Common wavelets and their properties

Common wavelets and their properties#

A key property of the wavelet transform is its invertibility. Additionally, we expect an alias-free representation. Standard literature like [SN96] formulates the perfect reconstruction and alias cancellation conditions to satisfy both requirements. For an analysis filter coefficient vector \(\mathbf{h}\) the equations below use the polynomial \(H(z) = \sum_n h(n)z^{-n}\). We construct \(F(z)\) the same way using the synthesis filter coefficients in \(\mathbf{f}\). To guarantee perfect reconstruction the filters must respect

\[H_\mathcal{A}(z)F_\mathcal{A}(z) + H_\mathcal{D}(-z)F_\mathcal{D}(z) = 2z^{-l}.\]

Similarly

\[F_\mathcal{A}(z)H_\mathcal{A}(-z) + F_\mathcal{D}(z)H_\mathcal{D}(-z) = 0\]

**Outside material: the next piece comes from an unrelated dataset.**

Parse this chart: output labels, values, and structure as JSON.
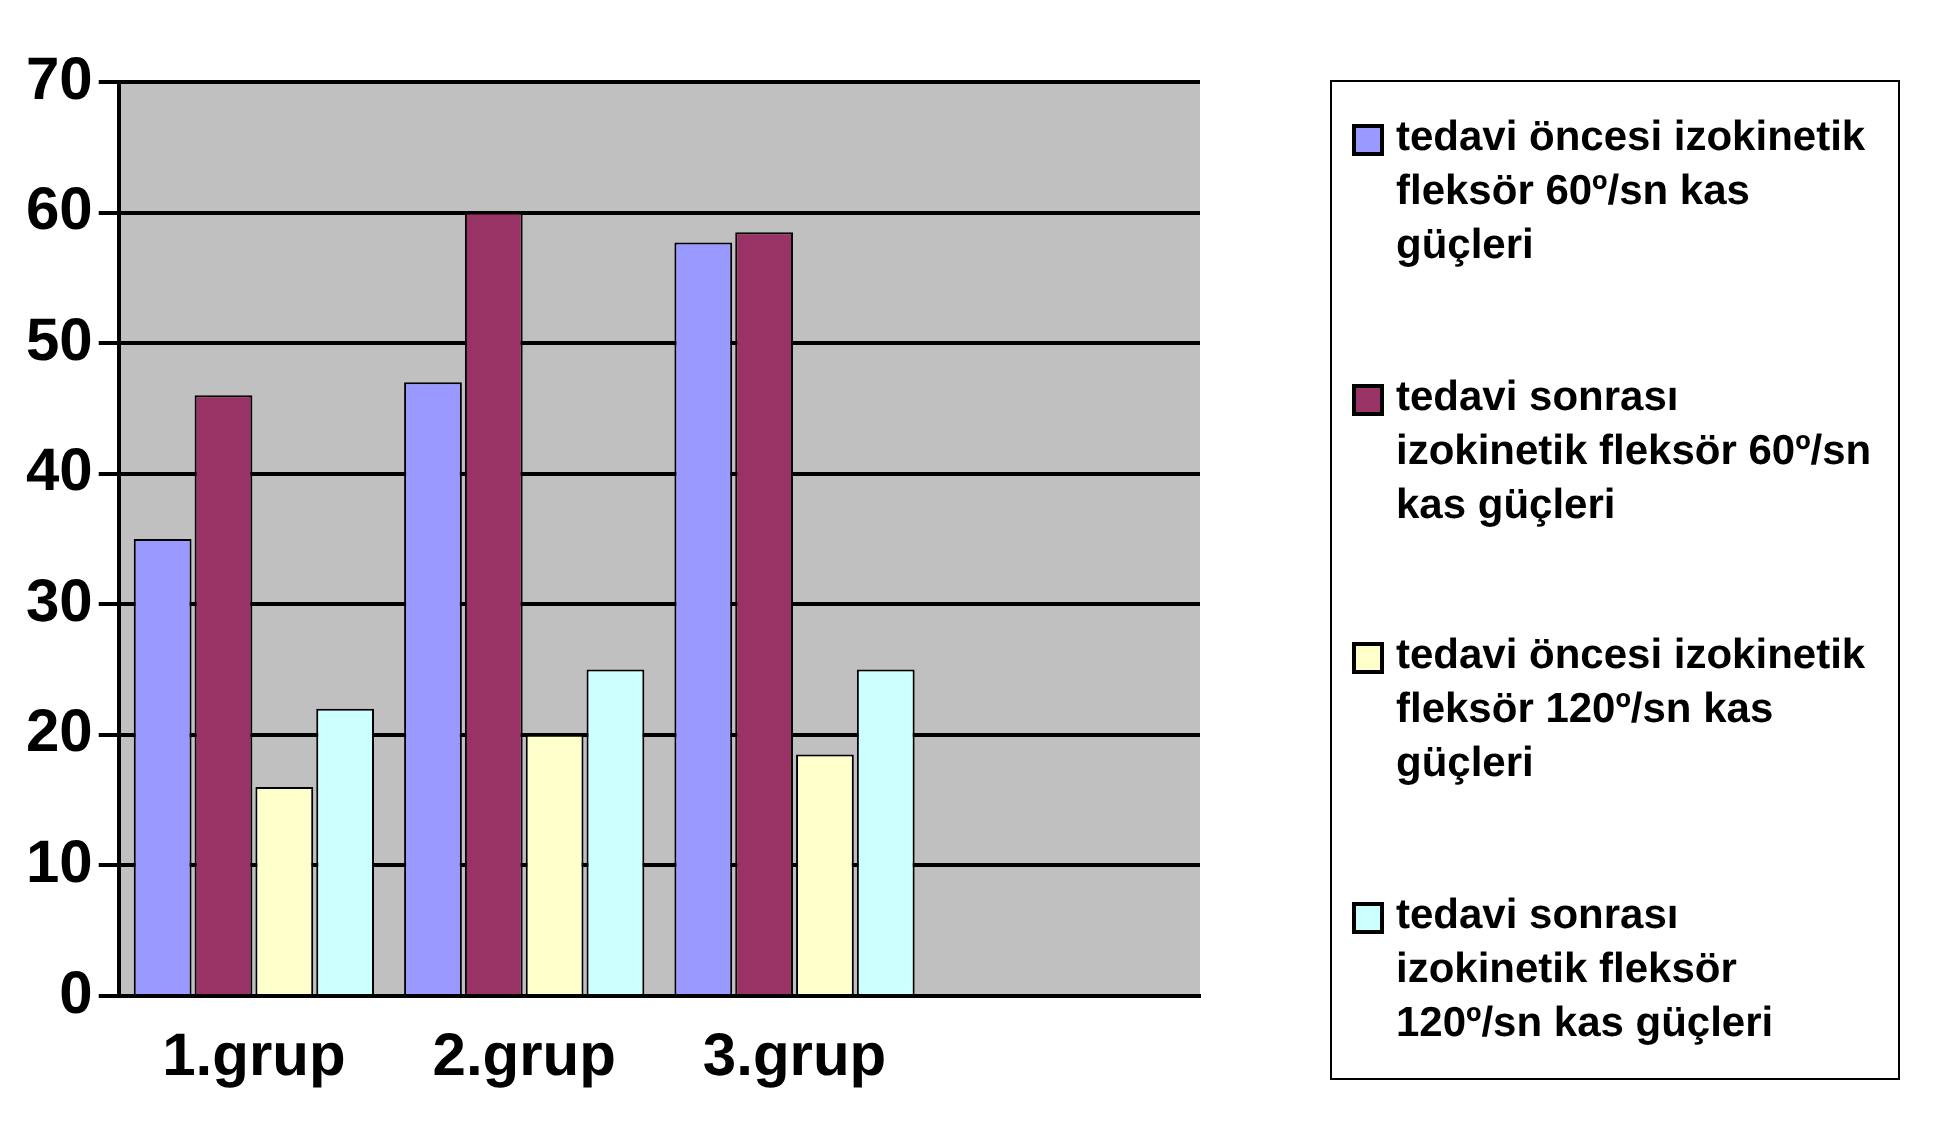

guarantees alias cancellation.

Filters that satisfy both equations qualify as wavelets. Lets consider i.e. a Daubechies wavelet and a Symlet:

sym6 filter values

Fig. 13 Visualization of the Symlet 6 filter coefficients.#

2d wavelet packet transform computation diagram.

Fig. 14 Visualization of the Daubechies 6 filter coefficients.#

Fig. 13 and Fig. 14 visualize the Daubechies and Symlet filters of 6th degree. Compared to the Daubechies Wavelet family, their Symlet cousins have more mass at the center. Fig. 13 illustrates this fact. Large deviations occur around the fifth filter in the center, unlike the Daubechies’ six filters in Fig. 14. Consider the sign patterns in Fig. 14. The decomposition highpass (orange) and the reconstruction lowpass (green) filters display an alternating sign pattern. This behavior is a possible solution to the alias cancellation condition. To understand why substitute \(F_\mathcal{A}(z) = H_\mathcal{D}(-z)\) and \(F_\mathcal{D} = -H_\mathcal{A}(-z)\) into the perfect reconstruction condition [SN96]. \(F_\mathcal{A}(z) = H_\mathcal{D}(-z)\) requires an opposing sign at even and equal signs at odd powers of the polynomial.